Trabajando en una esmerada edición de La Gaviota, de Fernán Caballero (la que ha preparado Eva Florensa para la Biblioteca Clásica de la RAE), me entero de dos cosas que no me resisto a compartir con

ustedes.

Verán. Ocurre que la que pasa por ser una de las primeras novelas contemporáneas españolas, paradigma de un programático costumbrismo de carácter tradicionalista, fue escrita originalmente en francés. La primera edición de La Gaviota, publicada en 1849 en El Heraldo de Madrid, se dio en traducción al español de quien era entonces director del diario, José Joaquín Mira, amigo de la escritora. Ésta la revisó en profundidad años más tarde, en 1856 (con la ayuda de otro amigo suyo: Fermín de la Puente), deshaciendo no pocos malentendidos, y aún volvió a revisarla de nuevo en 1861.

Por decirlo de una manera escandalosa: la novela que -transcurridos dos siglos desde la publicación de Estebanillo González (1646)- jalona el resurgimiento del género en España, abonando el terreno para su lento desarrollo, es una mejorable traducción de un texto original francés escrito por una autora de origen alemán (nacida, de hecho, en Suiza) que, para colmo, empleaba un seudónimo masculino.

No me nieguen que la cosa -así formulada, al menos- no da pie a toda clase de ironías. Tanto más si se considera que doña Cecilia Böhl de Faber (identidad real de Fernán Caballero) fue la más destacada de toda una pléyade de mujeres escritoras que fomentaron un modelo de feminidad conforme con el patrón que brindaba una ideología ultraconservadora, de sesgo nacional-católico.

Pero no es cuestión de extenderse ahora en este asunto, tan apasionante como espinoso.

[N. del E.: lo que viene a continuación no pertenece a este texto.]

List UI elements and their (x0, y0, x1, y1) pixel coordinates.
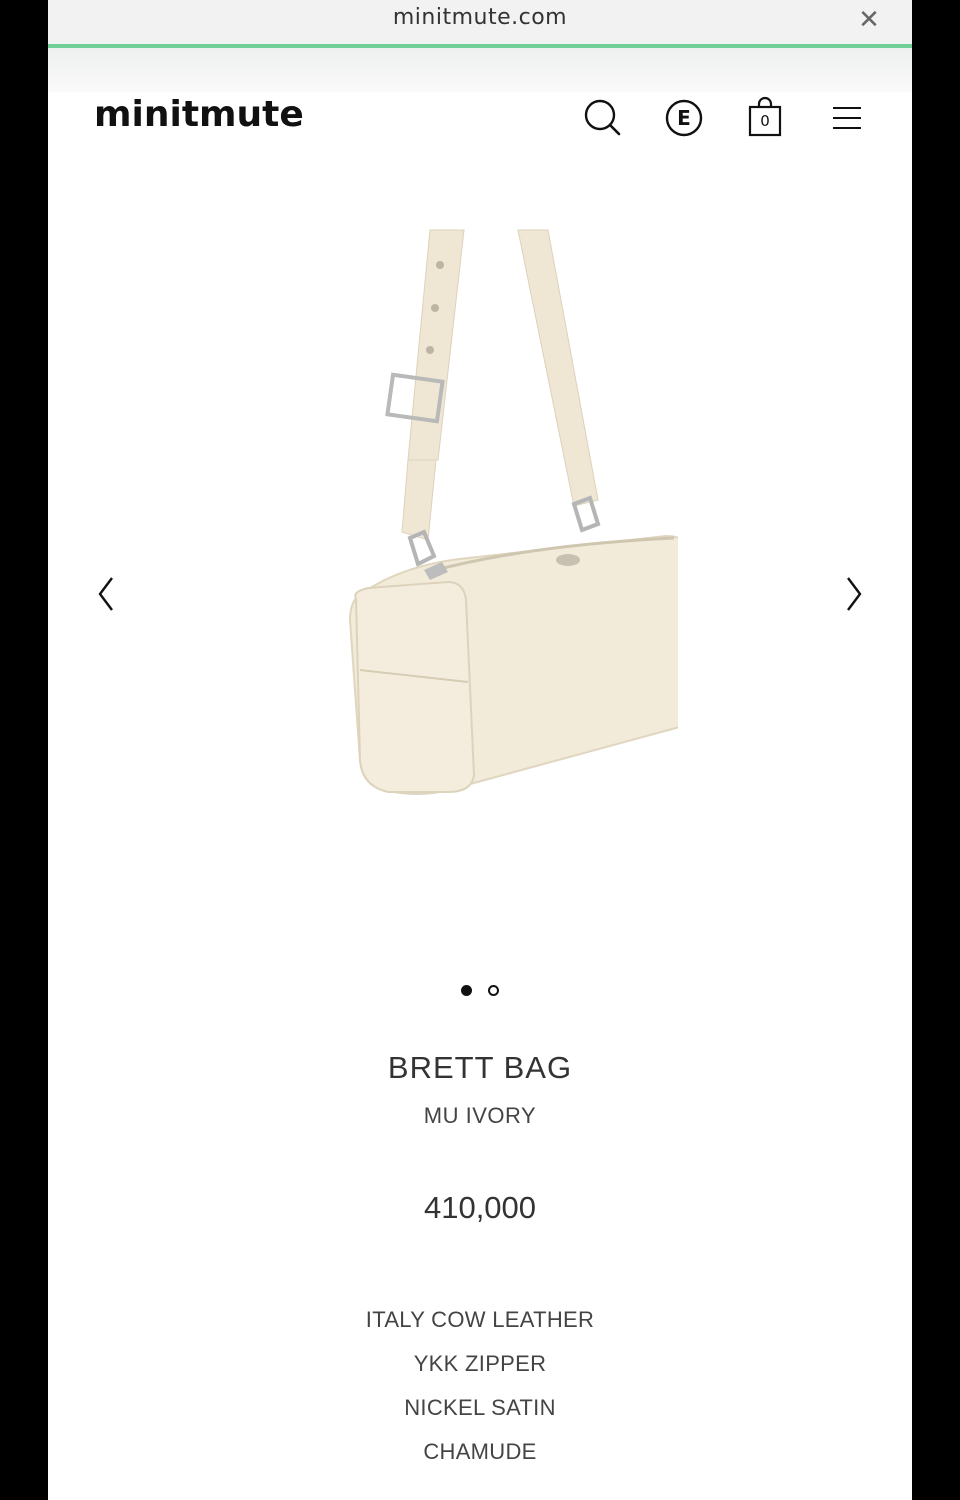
product-price: 410,000 (423, 1190, 537, 1225)
cart-button[interactable]: 0 (743, 96, 787, 140)
phone-screen: minitmute.com ✕ minitmute E 0 BRETT BAG … (48, 0, 912, 1500)
feature-item: NICKEL SATIN (404, 1395, 556, 1420)
close-icon[interactable]: ✕ (856, 6, 882, 32)
url-text[interactable]: minitmute.com (48, 5, 912, 30)
hamburger-menu-icon[interactable] (825, 96, 869, 140)
site-header: minitmute E 0 (48, 92, 912, 148)
search-icon[interactable] (581, 96, 625, 140)
product-features: ITALY COW LEATHER YKK ZIPPER NICKEL SATI… (48, 1305, 912, 1481)
product-image (348, 229, 678, 795)
pagination-dot-1[interactable] (460, 985, 472, 997)
product-color: MU IVORY (423, 1103, 537, 1128)
feature-item: ITALY COW LEATHER (365, 1307, 595, 1332)
product-carousel[interactable] (48, 200, 912, 860)
chevron-right-icon[interactable] (834, 570, 874, 618)
browser-url-bar[interactable]: minitmute.com ✕ (48, 0, 912, 44)
product-name: BRETT BAG (387, 1050, 573, 1085)
toolbar-fade (48, 48, 912, 92)
carousel-pagination (48, 982, 912, 1002)
chevron-left-icon[interactable] (86, 570, 126, 618)
pagination-dot-2[interactable] (488, 985, 500, 997)
language-label: E (677, 106, 691, 130)
language-button[interactable]: E (662, 96, 706, 140)
site-logo[interactable]: minitmute (94, 94, 304, 135)
feature-item: YKK ZIPPER (413, 1351, 547, 1376)
cart-count: 0 (760, 112, 770, 130)
feature-item: CHAMUDE (423, 1439, 537, 1464)
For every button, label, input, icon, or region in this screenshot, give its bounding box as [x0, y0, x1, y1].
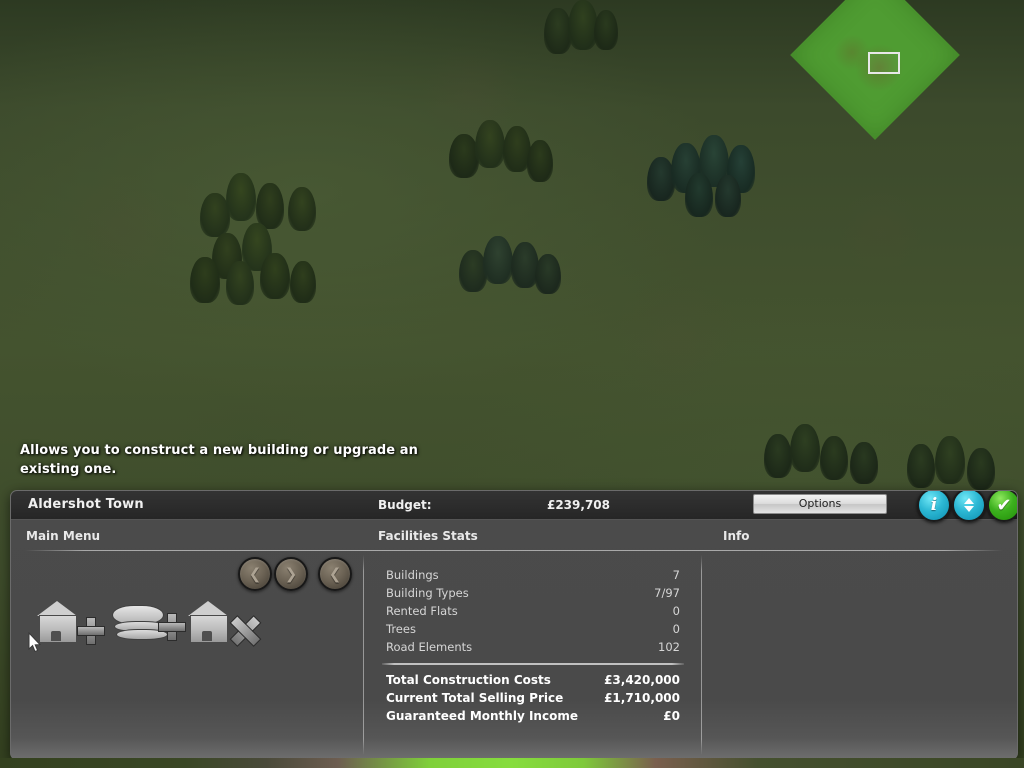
options-button[interactable]: Options — [753, 494, 887, 514]
demolish-building-tool[interactable] — [188, 599, 264, 647]
stat-label: Rented Flats — [386, 604, 458, 618]
tree-cluster — [905, 430, 1015, 492]
stats-separator — [382, 663, 684, 665]
world-bottom-strip — [0, 758, 1024, 768]
tree-cluster — [455, 232, 565, 298]
budget-value: £239,708 — [546, 498, 610, 512]
game-screen: Allows you to construct a new building o… — [0, 0, 1024, 768]
stat-row: Rented Flats 0 — [378, 603, 688, 621]
column-divider-right — [701, 555, 702, 755]
main-menu-toolbar: ❮ ❯ ❮ — [27, 557, 357, 657]
updown-button[interactable] — [952, 491, 986, 522]
total-label: Current Total Selling Price — [386, 691, 564, 705]
stat-label: Road Elements — [386, 640, 473, 654]
stat-label: Building Types — [386, 586, 469, 600]
stat-row: Trees 0 — [378, 621, 688, 639]
chevron-left-icon: ❮ — [248, 565, 262, 583]
budget-label: Budget: — [378, 498, 432, 512]
tooltip-text: Allows you to construct a new building o… — [20, 443, 419, 477]
add-floor-tool[interactable] — [112, 599, 188, 645]
total-row: Total Construction Costs £3,420,000 — [378, 672, 688, 690]
header-divider — [25, 550, 1003, 551]
stat-value: 102 — [658, 640, 680, 654]
stat-label: Trees — [386, 622, 416, 636]
column-divider-left — [363, 555, 364, 755]
tree-cluster — [645, 133, 765, 217]
nav-prev-button[interactable]: ❮ — [238, 557, 272, 591]
section-header-info: Info — [723, 529, 750, 543]
check-icon: ✔ — [996, 494, 1012, 516]
stat-row: Building Types 7/97 — [378, 585, 688, 603]
total-label: Total Construction Costs — [386, 673, 551, 687]
total-value: £3,420,000 — [604, 673, 680, 687]
chevron-updown-icon — [954, 491, 984, 520]
info-button[interactable]: i — [917, 491, 951, 522]
tree-cluster — [443, 118, 558, 188]
total-label: Guaranteed Monthly Income — [386, 709, 578, 723]
stat-value: 7/97 — [654, 586, 680, 600]
build-building-tool[interactable] — [37, 599, 113, 645]
info-panel — [711, 561, 1001, 741]
stat-row: Road Elements 102 — [378, 639, 688, 657]
stat-value: 0 — [672, 604, 680, 618]
confirm-button[interactable]: ✔ — [987, 491, 1017, 522]
stat-row: Buildings 7 — [378, 567, 688, 585]
total-value: £0 — [663, 709, 680, 723]
tree-cluster — [190, 165, 330, 310]
chevron-left-icon: ❮ — [328, 565, 342, 583]
section-header-main-menu: Main Menu — [26, 529, 101, 543]
total-row: Current Total Selling Price £1,710,000 — [378, 690, 688, 708]
tile-cursor-highlight — [868, 52, 900, 74]
tree-cluster — [760, 420, 890, 490]
town-management-panel: Aldershot Town Budget: £239,708 Options … — [10, 490, 1018, 760]
section-header-facilities-stats: Facilities Stats — [378, 529, 478, 543]
nav-back-button[interactable]: ❮ — [318, 557, 352, 591]
info-icon: i — [930, 495, 938, 515]
facilities-stats-table: Buildings 7 Building Types 7/97 Rented F… — [378, 567, 688, 726]
panel-titlebar: Aldershot Town Budget: £239,708 Options … — [11, 491, 1017, 522]
stat-label: Buildings — [386, 568, 439, 582]
stat-value: 0 — [672, 622, 680, 636]
total-value: £1,710,000 — [604, 691, 680, 705]
page-title: Aldershot Town — [28, 497, 144, 512]
nav-next-button[interactable]: ❯ — [274, 557, 308, 591]
stat-value: 7 — [672, 568, 680, 582]
total-row: Guaranteed Monthly Income £0 — [378, 708, 688, 726]
chevron-right-icon: ❯ — [284, 565, 298, 583]
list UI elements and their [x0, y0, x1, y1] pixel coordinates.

El segundo dato que me apresuro a compartir es el relativo al texto original de La Gaviota, propiedad -al menos hasta hace poco- de un descendiente de la autora.

La que pasa por ser una de las primeras novelas contemporáneas españolas, La Gaviota, es en realidad una mejorable traducción de un texto francés escrito por una autora de origen alemán

Escribo esto sin haber conseguido actualizar esta última información, que me sirve de todos modos para hilvanar la reflexión que me propongo plantear, relativa a la propiedad de documentos que se estiman de interés público, como lo es sin duda el manuscrito original de una novela que forma parte del canon literario español. Dejo a un lado los documentos correspondientes a autores cuyos derechos de propiedad intelectual permanecen aún vigentes. Me centro aquí en los que se hallan libres de estos derechos y en consecuencia no pueden devengar beneficios a sus herederos o propietarios, como es el caso al que me vengo refiriendo.

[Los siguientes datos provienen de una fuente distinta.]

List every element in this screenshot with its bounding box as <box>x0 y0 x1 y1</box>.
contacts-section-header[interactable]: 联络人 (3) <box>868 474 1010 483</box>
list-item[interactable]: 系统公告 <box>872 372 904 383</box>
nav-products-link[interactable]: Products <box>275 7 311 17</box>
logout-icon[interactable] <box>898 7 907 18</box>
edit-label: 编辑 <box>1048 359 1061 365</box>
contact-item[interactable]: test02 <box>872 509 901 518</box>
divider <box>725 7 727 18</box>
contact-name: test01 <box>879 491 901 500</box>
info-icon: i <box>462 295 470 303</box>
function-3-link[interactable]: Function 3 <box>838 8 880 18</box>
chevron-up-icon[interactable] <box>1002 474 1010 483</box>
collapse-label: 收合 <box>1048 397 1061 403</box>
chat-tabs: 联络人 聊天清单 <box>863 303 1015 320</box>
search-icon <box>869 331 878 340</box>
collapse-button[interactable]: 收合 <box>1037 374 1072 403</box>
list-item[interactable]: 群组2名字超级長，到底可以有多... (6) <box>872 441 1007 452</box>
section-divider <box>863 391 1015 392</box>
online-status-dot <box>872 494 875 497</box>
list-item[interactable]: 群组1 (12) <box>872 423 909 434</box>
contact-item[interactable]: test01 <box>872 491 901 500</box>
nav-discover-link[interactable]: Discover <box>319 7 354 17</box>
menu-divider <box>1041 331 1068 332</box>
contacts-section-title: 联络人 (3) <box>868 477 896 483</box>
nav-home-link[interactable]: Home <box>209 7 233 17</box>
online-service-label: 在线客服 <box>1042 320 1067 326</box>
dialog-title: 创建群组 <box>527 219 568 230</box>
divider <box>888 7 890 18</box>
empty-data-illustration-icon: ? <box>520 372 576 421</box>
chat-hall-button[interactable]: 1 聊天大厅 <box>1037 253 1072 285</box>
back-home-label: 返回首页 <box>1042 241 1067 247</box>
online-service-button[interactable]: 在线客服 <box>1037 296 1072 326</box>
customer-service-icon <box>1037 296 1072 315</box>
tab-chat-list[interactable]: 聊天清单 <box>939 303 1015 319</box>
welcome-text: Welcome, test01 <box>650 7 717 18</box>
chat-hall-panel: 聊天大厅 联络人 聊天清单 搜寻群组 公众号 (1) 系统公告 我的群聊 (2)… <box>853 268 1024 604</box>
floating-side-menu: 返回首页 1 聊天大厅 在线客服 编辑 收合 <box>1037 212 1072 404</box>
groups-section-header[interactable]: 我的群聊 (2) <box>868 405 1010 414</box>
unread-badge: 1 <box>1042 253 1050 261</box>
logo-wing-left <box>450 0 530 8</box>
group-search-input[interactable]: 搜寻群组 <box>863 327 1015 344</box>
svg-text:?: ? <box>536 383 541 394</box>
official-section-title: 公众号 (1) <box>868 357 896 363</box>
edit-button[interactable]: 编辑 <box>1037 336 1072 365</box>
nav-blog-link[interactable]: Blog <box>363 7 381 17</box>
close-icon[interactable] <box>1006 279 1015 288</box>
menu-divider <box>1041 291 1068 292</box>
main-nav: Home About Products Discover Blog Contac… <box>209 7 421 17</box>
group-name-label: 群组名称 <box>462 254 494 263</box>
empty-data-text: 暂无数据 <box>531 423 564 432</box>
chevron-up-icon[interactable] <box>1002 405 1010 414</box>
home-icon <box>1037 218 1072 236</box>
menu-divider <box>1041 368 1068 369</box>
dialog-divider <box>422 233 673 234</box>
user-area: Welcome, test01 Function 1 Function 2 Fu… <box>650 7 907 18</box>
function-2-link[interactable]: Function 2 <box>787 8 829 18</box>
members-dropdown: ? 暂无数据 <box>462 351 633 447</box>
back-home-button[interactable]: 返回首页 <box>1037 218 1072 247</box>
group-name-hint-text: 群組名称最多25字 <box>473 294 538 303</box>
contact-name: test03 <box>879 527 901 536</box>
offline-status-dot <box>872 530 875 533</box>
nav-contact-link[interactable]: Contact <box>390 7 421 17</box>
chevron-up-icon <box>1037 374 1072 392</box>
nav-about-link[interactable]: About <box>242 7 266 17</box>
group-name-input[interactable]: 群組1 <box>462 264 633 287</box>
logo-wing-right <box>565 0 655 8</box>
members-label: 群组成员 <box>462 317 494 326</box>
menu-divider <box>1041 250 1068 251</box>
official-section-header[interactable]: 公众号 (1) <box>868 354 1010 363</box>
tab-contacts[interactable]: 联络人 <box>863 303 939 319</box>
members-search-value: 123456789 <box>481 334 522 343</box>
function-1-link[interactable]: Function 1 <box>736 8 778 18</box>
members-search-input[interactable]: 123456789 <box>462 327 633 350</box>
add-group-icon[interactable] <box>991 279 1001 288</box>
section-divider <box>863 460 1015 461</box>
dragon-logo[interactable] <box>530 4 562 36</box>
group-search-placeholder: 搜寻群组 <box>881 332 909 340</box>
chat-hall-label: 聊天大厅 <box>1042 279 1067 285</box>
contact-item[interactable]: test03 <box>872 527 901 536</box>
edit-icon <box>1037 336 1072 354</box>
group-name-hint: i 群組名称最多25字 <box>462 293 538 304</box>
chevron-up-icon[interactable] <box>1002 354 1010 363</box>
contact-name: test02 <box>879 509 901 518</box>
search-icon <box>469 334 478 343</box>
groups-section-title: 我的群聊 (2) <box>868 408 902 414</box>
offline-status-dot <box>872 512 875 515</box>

En su momento, los propietarios del manuscrito francés de La Gaviota denegaron su consulta a estudiosos que la solicitaron. Ignoro si esta situación se prolonga en la actualidad, pues, hasta donde sé, el Ayuntamiento del Puerto de Santa María presionaba tiempo atrás para hacerse depositario del manuscrito. Lo mismo ese veto al que aludo ya se ha levantado. Me da igual. Lo que vengo a preguntarme es en nombre de qué un particular puede obstruir, llegado el caso, investigaciones de interés público por el simple hecho de ser propietario de un documento cuya consulta no merma ni su patrimonio ni su reputación, y sí en cambio puede contribuir a esclarecer aspectos relevantes para el buen conocimiento de una obra o de un determinado episodio histórico.

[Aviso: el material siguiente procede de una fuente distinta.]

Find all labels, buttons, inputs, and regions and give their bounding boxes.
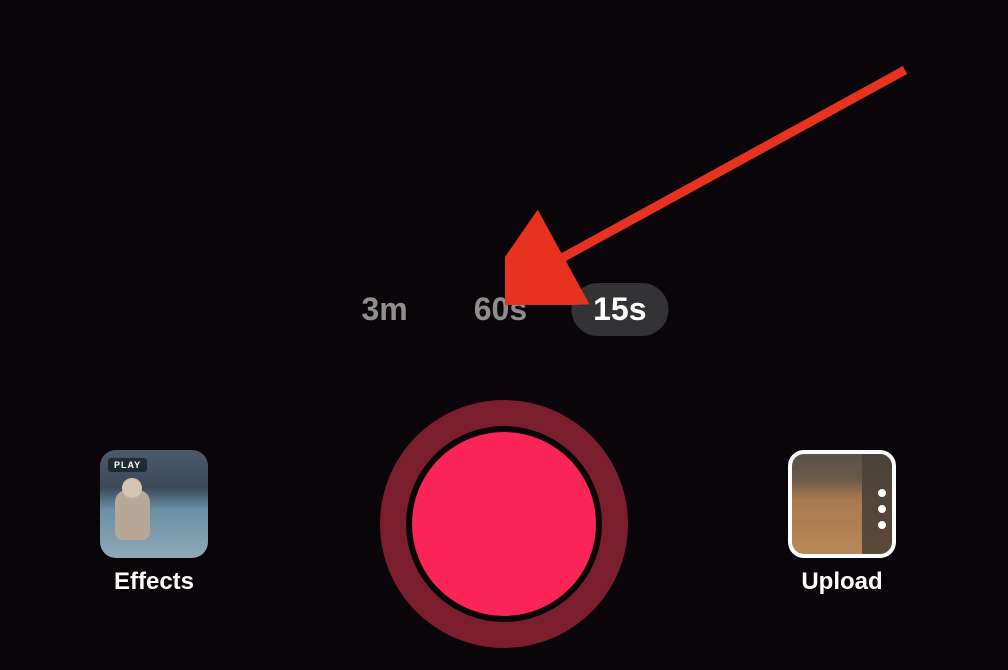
annotation-arrow-icon: [505, 55, 925, 305]
effects-button[interactable]: PLAY Effects: [100, 450, 208, 596]
upload-thumb-decor-icon: [878, 489, 886, 529]
duration-option-60s[interactable]: 60s: [452, 283, 549, 336]
upload-thumbnail: [788, 450, 896, 558]
duration-selector[interactable]: 3m 60s 15s: [339, 283, 668, 336]
effects-play-badge: PLAY: [108, 458, 147, 472]
duration-option-3m[interactable]: 3m: [339, 283, 429, 336]
upload-button[interactable]: Upload: [788, 450, 896, 596]
effects-thumbnail: PLAY: [100, 450, 208, 558]
record-button[interactable]: [380, 400, 628, 648]
duration-option-15s[interactable]: 15s: [571, 283, 668, 336]
record-button-inner-icon: [406, 426, 602, 622]
effects-label: Effects: [114, 568, 194, 596]
upload-label: Upload: [801, 568, 882, 596]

Consulto a un abogado experto en derechos de propiedad intelectual y me entero de que la ley española reconoce, al parecer, el derecho de un autor y de sus sucesores a vetar el acceso al ejemplar único de una determinada obra (como es el caso del manuscrito de La Gaviota). Para obviar este veto, se precisa que un órgano competente declare el ejemplar en cuestión como bien de interés cultural, en cuyo caso su propietario tiene el deber de dejar acceso a la obra para su estudio. Pero hasta que eso ocurra el procedimiento puede ser largo y penoso, sobre todo si surge de una iniciativa individual, enfrentada a la exigencia de persuadir a las administraciones.

Asumo que no es tarea sencilla la permanente actualización del catálogo oficial de bienes de interés cultural. Pero, entretanto, ¿cómo dirimir el eventual conflicto entre el antojo de un propietario y los intereses de un estudioso? ¿Y cuántas vías de investigación no se verán obstruidas por el celo arbitrario de un particular?